# Architecture Analysis
This document provides a detailed overview of the architecture and logic of the `sql-lsp` (Rust-based SQL LSP) project.
## 1. High-Level Architecture
The project is a **Language Server Protocol (LSP)** implementation written in Rust, designed to support multiple SQL dialects. It uses a component-based architecture where core LSP logic is separated from dialect-specific analysis.
### Core Technologies
- **Server Framework**: `tower-lsp` handles the JSON-RPC communication and LSP lifecycle.
- **Parsing**: `tree-sitter` is used for fault-tolerant, incremental parsing.
- **Concurrency**: `DashMap` and `Arc` are used extensively for thread-safe state management across async tasks.

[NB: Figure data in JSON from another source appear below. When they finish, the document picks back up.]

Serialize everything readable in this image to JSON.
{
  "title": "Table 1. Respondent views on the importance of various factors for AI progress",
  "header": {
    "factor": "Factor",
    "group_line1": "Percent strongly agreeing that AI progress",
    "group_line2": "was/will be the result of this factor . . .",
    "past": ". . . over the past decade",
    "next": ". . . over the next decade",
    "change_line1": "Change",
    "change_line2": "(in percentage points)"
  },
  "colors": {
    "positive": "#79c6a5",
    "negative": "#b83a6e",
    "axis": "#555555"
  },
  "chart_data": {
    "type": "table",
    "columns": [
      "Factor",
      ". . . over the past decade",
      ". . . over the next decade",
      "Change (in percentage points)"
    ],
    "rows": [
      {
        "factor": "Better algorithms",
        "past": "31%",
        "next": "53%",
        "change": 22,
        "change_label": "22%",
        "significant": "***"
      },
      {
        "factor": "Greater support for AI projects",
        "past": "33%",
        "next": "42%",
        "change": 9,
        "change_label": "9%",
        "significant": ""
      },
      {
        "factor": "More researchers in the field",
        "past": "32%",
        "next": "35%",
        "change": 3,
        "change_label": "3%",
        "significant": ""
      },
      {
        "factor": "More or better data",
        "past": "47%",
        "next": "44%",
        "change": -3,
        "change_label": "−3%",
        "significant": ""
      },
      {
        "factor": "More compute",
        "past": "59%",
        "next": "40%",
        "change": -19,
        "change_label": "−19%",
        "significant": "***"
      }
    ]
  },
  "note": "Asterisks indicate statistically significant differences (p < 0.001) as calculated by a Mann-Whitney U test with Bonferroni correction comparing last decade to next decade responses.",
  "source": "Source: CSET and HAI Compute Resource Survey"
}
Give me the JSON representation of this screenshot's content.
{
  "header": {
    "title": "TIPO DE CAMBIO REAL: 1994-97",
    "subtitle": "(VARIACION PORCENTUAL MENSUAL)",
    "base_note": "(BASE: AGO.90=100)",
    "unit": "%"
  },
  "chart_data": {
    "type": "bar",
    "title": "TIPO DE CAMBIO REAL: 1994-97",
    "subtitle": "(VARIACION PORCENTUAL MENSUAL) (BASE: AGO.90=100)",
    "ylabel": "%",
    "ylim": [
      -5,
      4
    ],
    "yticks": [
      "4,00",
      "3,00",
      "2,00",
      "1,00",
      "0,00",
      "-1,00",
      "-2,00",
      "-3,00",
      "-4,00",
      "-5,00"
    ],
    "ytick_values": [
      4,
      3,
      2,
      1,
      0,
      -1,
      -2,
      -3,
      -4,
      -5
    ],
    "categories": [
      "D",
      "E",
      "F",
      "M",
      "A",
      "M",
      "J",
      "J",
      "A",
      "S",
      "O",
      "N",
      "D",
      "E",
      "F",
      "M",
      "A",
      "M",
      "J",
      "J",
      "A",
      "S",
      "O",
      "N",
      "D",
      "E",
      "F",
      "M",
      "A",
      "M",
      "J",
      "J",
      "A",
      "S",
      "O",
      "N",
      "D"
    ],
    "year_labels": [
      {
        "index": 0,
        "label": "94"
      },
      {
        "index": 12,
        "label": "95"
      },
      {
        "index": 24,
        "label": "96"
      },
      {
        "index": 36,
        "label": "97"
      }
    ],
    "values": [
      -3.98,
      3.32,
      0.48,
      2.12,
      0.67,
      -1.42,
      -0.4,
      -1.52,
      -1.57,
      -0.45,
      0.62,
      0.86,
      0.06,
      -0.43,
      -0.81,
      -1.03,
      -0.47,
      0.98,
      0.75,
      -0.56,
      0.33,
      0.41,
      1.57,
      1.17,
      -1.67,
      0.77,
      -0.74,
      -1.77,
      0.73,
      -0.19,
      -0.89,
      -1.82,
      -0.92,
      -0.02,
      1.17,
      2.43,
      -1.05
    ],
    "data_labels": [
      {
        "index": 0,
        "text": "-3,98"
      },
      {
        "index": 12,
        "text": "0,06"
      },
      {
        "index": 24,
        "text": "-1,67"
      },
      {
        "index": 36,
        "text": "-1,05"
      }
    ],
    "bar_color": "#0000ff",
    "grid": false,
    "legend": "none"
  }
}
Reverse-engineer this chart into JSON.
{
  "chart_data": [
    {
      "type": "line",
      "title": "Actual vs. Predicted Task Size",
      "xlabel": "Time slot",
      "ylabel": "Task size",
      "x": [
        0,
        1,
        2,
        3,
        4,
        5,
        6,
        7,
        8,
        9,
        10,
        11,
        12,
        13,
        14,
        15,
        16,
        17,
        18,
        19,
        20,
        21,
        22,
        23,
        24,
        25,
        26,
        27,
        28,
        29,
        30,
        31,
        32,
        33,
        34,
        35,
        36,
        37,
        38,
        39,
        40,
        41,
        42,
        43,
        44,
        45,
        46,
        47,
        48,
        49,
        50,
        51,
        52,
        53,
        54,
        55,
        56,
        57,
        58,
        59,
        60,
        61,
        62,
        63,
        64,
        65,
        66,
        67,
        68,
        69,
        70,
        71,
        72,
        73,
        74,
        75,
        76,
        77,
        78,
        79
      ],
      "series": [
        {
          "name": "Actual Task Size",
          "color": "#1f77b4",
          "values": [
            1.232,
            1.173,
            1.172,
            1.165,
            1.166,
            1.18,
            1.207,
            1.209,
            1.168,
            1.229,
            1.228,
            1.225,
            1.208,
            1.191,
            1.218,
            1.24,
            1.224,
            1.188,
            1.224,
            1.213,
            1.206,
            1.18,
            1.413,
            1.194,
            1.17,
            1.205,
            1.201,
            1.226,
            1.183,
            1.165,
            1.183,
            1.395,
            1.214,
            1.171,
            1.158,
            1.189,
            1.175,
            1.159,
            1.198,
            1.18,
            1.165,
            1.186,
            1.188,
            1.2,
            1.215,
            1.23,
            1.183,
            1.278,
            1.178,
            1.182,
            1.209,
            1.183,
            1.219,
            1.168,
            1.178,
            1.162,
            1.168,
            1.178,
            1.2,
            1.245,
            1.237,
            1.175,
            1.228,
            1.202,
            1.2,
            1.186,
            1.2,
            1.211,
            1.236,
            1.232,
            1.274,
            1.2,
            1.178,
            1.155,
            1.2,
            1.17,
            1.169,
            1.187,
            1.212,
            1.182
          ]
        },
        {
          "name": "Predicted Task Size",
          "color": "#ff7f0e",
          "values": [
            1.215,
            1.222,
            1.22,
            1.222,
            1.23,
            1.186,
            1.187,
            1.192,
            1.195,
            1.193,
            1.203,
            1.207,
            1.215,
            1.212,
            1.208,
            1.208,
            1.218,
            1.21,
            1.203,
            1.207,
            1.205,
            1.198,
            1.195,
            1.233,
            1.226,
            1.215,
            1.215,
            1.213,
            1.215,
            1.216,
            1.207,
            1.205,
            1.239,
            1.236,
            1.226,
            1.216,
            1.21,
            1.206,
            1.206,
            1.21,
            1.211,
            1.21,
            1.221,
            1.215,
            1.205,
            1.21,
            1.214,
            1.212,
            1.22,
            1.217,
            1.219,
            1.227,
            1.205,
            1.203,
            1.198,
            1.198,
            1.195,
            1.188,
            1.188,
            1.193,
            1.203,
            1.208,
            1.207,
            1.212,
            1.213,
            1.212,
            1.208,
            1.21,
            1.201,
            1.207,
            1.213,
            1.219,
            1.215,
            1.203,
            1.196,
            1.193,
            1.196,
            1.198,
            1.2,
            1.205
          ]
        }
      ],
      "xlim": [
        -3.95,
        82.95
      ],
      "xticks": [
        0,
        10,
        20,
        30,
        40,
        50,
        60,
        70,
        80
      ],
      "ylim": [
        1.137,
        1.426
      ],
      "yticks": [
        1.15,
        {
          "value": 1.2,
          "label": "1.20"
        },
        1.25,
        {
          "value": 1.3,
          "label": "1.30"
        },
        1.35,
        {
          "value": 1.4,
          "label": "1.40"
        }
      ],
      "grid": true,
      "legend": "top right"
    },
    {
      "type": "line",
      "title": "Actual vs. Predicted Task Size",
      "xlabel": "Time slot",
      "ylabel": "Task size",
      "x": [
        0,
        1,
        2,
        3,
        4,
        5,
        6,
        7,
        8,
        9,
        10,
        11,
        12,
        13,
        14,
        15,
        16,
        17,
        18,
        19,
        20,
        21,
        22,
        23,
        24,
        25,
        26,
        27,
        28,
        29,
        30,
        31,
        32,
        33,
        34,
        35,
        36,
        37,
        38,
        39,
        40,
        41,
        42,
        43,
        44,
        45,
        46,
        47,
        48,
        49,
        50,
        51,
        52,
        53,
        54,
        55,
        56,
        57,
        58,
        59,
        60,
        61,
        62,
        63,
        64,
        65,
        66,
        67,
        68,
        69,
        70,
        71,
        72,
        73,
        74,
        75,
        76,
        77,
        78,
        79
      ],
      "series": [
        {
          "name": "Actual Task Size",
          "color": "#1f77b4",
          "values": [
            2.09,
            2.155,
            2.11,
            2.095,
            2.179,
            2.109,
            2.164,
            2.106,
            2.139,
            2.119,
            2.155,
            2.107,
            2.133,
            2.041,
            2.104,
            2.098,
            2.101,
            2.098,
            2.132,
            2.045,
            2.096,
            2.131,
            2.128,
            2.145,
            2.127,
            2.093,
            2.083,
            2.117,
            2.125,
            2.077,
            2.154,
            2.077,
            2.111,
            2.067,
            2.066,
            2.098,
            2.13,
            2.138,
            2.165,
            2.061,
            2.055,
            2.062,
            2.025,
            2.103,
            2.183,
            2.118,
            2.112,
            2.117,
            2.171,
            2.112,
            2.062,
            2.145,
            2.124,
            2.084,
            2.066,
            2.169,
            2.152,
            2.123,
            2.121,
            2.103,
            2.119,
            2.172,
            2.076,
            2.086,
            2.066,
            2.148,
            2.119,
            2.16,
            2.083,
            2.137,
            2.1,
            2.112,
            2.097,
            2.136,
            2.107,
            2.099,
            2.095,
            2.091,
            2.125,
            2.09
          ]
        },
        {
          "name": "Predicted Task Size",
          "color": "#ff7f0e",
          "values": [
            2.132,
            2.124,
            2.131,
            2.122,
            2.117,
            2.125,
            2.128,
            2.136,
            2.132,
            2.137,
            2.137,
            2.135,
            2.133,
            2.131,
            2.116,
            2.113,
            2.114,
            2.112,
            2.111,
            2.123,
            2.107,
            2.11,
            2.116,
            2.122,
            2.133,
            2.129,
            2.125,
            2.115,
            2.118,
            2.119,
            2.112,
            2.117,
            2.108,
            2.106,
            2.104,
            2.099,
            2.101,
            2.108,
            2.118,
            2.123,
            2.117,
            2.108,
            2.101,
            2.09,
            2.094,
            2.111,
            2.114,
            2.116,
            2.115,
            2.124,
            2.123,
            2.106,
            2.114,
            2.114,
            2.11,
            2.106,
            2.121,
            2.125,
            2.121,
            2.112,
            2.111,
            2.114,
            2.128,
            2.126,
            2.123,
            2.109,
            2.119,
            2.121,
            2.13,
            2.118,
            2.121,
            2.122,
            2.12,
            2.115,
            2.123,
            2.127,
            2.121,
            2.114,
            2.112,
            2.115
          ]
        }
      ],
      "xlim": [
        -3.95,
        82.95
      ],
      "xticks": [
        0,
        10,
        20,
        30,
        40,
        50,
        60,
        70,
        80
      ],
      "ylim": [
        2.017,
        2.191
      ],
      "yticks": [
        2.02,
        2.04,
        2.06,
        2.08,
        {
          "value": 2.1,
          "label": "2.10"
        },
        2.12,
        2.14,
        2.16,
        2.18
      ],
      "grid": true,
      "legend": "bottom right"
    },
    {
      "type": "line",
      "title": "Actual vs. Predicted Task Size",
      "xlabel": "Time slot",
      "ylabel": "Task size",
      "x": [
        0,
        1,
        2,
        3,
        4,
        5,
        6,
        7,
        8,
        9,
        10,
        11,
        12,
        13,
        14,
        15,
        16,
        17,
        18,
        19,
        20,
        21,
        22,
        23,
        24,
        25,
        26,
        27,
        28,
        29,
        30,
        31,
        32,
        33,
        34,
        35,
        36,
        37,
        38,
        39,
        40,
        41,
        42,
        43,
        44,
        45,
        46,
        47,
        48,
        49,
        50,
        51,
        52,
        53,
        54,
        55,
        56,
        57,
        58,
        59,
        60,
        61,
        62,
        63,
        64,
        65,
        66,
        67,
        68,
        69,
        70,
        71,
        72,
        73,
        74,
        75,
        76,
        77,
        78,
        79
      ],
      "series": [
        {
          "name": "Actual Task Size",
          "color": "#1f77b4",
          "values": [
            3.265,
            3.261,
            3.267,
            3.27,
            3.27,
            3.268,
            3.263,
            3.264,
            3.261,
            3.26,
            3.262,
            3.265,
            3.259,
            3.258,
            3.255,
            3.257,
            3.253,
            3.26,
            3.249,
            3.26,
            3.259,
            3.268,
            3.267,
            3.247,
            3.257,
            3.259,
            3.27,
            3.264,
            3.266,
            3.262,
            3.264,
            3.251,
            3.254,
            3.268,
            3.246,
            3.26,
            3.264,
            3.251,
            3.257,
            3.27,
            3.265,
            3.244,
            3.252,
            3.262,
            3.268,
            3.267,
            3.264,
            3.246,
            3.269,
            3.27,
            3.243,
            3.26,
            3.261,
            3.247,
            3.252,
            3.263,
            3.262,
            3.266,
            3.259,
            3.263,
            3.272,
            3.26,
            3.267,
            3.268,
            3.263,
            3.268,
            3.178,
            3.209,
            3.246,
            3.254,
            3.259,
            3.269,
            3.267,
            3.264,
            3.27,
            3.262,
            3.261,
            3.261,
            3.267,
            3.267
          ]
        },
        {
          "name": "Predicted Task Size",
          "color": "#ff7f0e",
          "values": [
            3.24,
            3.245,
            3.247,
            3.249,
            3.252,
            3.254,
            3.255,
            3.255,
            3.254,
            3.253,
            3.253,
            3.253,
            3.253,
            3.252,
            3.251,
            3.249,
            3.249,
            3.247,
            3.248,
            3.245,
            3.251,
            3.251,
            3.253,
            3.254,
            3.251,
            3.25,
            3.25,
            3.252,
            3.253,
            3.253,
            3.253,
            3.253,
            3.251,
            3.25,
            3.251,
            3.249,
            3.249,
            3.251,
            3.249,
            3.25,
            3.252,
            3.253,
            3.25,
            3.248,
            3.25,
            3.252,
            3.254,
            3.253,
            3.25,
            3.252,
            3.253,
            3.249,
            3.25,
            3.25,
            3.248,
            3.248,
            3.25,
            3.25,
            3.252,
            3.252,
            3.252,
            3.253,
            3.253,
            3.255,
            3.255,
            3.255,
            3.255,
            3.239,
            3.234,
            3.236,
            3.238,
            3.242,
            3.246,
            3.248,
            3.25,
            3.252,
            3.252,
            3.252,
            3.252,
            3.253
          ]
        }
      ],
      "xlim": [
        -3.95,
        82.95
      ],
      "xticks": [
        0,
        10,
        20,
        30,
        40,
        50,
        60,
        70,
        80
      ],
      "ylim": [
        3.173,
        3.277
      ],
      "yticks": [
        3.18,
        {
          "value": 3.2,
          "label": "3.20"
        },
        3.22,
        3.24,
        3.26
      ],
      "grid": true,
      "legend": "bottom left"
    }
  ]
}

- **Async Runtime**: `tokio` drives the asynchronous I/O and task execution.
## 2. Component Logic
### 2.1 LSP Server (`src/server.rs`)
The `SqlLspServer` struct is the central coordinator. It implements the `LanguageServer` trait from `tower-lsp`.
- **State Management**:
- `document_manager`: Stores the current content of open files.
- `file_dialects`: Caches the detected dialect for each file URI.
- `file_schemas`: Caches the associated Schema ID for each file.
- `schema_manager`: Holds the actual schema definitions (tables, columns, functions).
- **Workflow**:
1. **Initialization**: Configures capabilities (incremental sync, completion, hover, etc.).
2. **File Open/Change**: Updates `DocumentManager`, infers dialect, and publishes initial diagnostics.
3. **Requests (Completion/Hover/Definition)**:
- Retrieves the document content.
- Resolves the dialect and schema for the file.
- Delegates the actual logic to the specific `Dialect` implementation.
### 2.2 Dialect System (`src/dialect.rs`, `src/dialects/`)
The project uses a plugin-like architecture for SQL variations via the `Dialect` trait.
- **`Dialect` Trait**: Defines the interface for all SQL flavors. Key methods include:
- `parse()`: Returns syntax diagnostics.
- `completion()`: Returns auto-complete items based on cursor position.
- `hover()`, `goto_definition()`, `references()`: Semantic features.
- **Implementations**:
- Located in `src/dialects/`.
- Examples: `MysqlDialect`, `PostgresDialect`, `HiveDialect`.
- Each implementation uses a `SqlParser` configured for its specific grammar.
### 2.3 Schema Management (`src/schema.rs`)
Handling database metadata (tables, columns) is decoupled from parsing.
- **Data Structures**: `Schema`, `Table`, `Column`, `Function`.
- **Inference Logic**:
- `get_schema_for_file` attempts to link a SQL file to a known schema.
- Strategy:
1. Check for explicit association.
2. **Auto-Inference**: Parse the SQL to find table names, then score against registered schemas to find the best match (fuzzy matching + hit count).
### 2.4 Parsing & AST Analysis (`src/parser/`)
The project relies on `tree-sitter` for the heavy lifting of parsing, which allows it to handle incomplete or invalid code gracefully (critical for an editor).
- **`SqlParser` Wrapper**:
- Wraps the raw `tree-sitter` parser.
- Provides high-level helpers like `get_node_at_position`, `analyze_completion_context`.
- **Context Analysis**:
- The parser identifies the specialized context of the cursor (e.g., `FromClause`, `SelectClause`, `WhereClause`).
- This allows the dialect to offer context-aware suggestions (e.g., offering table names in `FROM` but column names in `SELECT`).
## 3. Data Flow Example: Completion Request
1. **User Action**: User types `SELECT * FROM us` in VS Code.
2. **LSP Request**: Client sends `textDocument/completion` to `SqlLspServer`.
3. **Dispatch**:
- Server retrieves full text of the file from `DocumentManager`.
- Server looks up the file's dialect (e.g., `MysqlDialect`).
- Server retrieves the associated `Schema`.
4. **Analysis**:
- `MysqlDialect::completion` calls `SqlParser::parse`.
- Parser identifies cursor is in a `FromClause` context.
5. **Result Generation**:
- `MysqlDialect` generates completion items for known table names in the `Schema` that match "us".
- Returns a list of `CompletionItem`s (e.g., "users", "user_profiles").
## 4. Directory Structure
- `src/main.rs`: Binary entry point.
- `src/lib.rs`: Library root.
- `src/server.rs`: Core LSP event loop and dispatch logic.
- `src/schema.rs`: Schema definitions and storage.
- `src/dialect.rs`: `Dialect` trait definition.
- `src/dialects/`: Specific implementations (MySQL, PG, etc.).
- `src/parser/`: Tree-sitter integration and AST helpers.